Breath Of The Wild has a large open world space which at first glance can seem emtpty. Between a handful of small populated areas there are vast plains, mountains and valleys. Other recent open world games like Spider-Man, GTA and Whatchdogs comprise of busy and crowded urban spaces which makes them seem much more dynamic on the surface. But at a closer look, many of the structures in these open worlds are closed off to the player. Most buildings in Spider-Man’s Manhattan or GTA V’s Los Santos are not accessible. This removes freedom from the player: There is a vast open world to explore, but artificial boundaries block the player from entering many areas. Breath Of The Wild handles this differently. Almost all structures and buildings are accessible to the player. When you see it, you can most probably explore it further. There are no artificial barriers, giving the player an integral sense of freedom. Nintendo can achieve this level of freedom because the total amount of structures and buildings that are scattered over Hyrule is relatively small. The in-between spaces connecting the populated areas of Hyrule are not just there to be the canvas for quests and missions to take place in or to be nice-to-look-at scenery for getting from mission A to mission B. In Breath Of The Wild, the journey through Hyrule is an important part of the gameplay. On the way, players can always happen upon new objectives and things to do. Discovering points of interest like shrines and towers, getting quests from NPCs that travel around Hyrule just like Link does and exploring ancient structures are all things that come to the player naturally through discovery. Journey and travel are not just means to an end like getting to the next objective but an organic and dynamic way to progress in the game. Some of this in-between space is sparse and bland, both in lack of objects, complex terrain and in color, with large stretches of terrain often having blue, grey and green textures. This blandness could be connected to the technical limitations of the Nintendo Switch console, but it also gives a contrast to the more interesting areas of Hyrule that incorporate progress-relevant locations, often accompanied by complex structures and bright colors.

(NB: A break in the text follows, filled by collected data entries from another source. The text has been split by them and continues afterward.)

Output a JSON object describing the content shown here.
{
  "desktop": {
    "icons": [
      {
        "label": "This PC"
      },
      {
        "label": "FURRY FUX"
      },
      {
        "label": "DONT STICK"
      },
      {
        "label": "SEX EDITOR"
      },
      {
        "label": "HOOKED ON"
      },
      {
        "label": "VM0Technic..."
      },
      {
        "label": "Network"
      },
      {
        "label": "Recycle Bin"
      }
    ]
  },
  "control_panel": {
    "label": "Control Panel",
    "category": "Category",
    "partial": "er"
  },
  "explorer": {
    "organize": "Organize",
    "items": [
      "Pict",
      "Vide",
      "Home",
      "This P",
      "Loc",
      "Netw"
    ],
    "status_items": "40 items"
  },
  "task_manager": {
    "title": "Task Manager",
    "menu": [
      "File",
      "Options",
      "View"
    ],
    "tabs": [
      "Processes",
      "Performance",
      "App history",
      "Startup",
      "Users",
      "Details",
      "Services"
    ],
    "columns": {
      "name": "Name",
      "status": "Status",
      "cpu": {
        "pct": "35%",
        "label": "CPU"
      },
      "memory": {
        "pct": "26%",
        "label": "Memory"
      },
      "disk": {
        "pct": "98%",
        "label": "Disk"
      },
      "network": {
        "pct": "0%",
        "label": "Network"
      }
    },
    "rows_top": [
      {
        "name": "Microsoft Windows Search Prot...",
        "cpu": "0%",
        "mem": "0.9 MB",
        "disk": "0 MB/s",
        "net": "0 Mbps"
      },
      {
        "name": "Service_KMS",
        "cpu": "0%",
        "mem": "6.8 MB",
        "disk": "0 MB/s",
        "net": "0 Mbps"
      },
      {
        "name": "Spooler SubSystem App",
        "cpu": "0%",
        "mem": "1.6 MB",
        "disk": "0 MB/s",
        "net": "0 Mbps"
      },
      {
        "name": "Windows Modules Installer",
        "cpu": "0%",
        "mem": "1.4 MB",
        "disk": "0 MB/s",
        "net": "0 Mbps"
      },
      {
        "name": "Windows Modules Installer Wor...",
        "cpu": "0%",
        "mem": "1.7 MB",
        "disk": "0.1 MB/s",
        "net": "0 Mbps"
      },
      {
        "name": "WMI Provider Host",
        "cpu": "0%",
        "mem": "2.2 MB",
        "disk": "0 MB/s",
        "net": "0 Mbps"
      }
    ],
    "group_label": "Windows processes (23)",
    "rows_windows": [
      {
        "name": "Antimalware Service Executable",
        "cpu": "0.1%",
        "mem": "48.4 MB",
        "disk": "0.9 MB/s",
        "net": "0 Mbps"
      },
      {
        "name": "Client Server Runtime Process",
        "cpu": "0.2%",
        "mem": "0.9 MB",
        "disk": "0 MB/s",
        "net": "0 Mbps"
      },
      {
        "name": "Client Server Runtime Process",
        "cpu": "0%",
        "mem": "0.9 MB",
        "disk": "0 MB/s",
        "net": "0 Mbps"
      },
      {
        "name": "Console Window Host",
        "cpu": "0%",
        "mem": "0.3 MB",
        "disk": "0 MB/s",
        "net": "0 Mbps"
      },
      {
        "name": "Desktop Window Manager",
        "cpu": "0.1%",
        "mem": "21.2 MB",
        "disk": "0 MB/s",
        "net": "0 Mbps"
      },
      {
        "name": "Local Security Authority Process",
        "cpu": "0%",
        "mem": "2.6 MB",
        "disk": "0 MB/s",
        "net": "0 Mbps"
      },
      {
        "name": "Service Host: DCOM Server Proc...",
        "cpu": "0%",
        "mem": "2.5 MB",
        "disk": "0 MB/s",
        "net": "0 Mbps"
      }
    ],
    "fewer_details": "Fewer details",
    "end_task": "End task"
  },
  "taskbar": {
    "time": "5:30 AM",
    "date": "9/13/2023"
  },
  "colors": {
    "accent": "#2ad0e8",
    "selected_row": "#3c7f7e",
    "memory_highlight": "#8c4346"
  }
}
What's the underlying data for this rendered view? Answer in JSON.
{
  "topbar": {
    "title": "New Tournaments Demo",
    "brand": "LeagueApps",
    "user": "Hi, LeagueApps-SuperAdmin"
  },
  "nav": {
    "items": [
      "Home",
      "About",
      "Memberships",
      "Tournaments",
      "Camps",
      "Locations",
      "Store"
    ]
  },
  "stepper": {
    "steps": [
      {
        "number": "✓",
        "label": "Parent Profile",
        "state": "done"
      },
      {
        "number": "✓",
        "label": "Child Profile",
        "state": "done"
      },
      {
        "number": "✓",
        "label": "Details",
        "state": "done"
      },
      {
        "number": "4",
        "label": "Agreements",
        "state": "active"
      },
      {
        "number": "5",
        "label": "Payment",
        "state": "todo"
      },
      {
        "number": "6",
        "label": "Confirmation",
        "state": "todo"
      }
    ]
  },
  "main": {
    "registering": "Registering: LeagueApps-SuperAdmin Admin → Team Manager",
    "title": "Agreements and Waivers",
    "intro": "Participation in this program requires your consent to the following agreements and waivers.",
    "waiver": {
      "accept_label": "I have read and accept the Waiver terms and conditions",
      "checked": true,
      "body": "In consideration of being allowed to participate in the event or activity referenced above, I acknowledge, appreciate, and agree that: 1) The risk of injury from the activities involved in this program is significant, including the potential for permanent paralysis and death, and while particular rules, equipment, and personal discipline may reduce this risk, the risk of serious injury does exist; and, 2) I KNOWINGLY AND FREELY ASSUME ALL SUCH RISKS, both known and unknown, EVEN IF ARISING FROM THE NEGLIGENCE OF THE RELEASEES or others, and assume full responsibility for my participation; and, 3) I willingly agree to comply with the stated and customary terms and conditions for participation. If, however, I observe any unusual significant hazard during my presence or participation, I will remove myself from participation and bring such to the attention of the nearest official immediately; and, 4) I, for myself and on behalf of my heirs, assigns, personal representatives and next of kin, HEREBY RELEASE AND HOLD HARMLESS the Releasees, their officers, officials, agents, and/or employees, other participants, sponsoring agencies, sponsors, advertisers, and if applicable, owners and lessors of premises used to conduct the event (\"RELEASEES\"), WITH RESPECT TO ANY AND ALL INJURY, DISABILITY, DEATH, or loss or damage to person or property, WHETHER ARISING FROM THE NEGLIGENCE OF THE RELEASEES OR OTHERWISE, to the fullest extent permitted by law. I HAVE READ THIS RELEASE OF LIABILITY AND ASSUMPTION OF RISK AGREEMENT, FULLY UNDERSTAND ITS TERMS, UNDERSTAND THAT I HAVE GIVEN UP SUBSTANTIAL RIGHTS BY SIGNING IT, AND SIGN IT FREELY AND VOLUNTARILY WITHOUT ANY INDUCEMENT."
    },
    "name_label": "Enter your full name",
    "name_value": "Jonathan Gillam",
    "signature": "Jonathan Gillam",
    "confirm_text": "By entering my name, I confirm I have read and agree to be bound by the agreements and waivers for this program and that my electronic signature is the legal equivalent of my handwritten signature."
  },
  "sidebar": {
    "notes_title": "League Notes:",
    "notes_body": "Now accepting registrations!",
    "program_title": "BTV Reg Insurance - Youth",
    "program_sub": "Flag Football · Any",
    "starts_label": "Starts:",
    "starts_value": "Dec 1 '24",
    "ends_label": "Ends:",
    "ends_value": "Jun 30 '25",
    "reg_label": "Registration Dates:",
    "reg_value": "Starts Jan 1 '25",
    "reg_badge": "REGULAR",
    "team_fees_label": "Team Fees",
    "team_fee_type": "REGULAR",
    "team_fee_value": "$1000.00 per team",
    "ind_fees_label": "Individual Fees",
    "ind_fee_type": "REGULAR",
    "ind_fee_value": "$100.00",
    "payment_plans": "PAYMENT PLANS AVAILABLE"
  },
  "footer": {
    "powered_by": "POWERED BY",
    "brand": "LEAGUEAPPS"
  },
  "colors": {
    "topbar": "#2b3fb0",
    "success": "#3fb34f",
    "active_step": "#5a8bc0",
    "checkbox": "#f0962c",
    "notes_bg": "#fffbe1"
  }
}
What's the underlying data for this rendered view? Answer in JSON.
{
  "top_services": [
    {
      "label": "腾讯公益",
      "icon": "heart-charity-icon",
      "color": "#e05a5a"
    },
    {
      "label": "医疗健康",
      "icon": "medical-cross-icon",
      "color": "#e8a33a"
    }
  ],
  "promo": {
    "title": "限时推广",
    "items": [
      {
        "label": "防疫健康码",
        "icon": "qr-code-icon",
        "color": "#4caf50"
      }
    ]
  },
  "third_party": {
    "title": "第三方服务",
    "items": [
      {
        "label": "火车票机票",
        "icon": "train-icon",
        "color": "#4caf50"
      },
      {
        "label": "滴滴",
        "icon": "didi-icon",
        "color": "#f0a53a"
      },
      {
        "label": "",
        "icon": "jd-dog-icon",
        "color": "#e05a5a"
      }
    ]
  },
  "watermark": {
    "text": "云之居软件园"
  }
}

The Legend Of Zelda: Beath Of The Wild pushes the open world genre further than any other game in recent years. While the genre’s other pioneer series Assassins Creed tries to innovate in narrative structre, like in its latest installment Odyssey, Nintendo’s title uses the open world features to its full potential. Progression in the game is mainly initiated through exploration of the game world which makes the player’s journey in Breath Of The Wild feel dynamic and natural. Through visual queues and the design of the game world itself, the player organically happens upon things to do in the world to progress. As Eiji Aonuma, one of the creators of the Legend Of Zelda series said in an interview, the question the creators of a Zelda game ask themselves is “‘What kind of game play should we focus on?’ rather than ‘What kind of story should we write?’” (Hyrule Historia, p. 238). For Breath Of The Wild, the game’s creators very well answered the question How can we make exploring a vast 3D open world fun?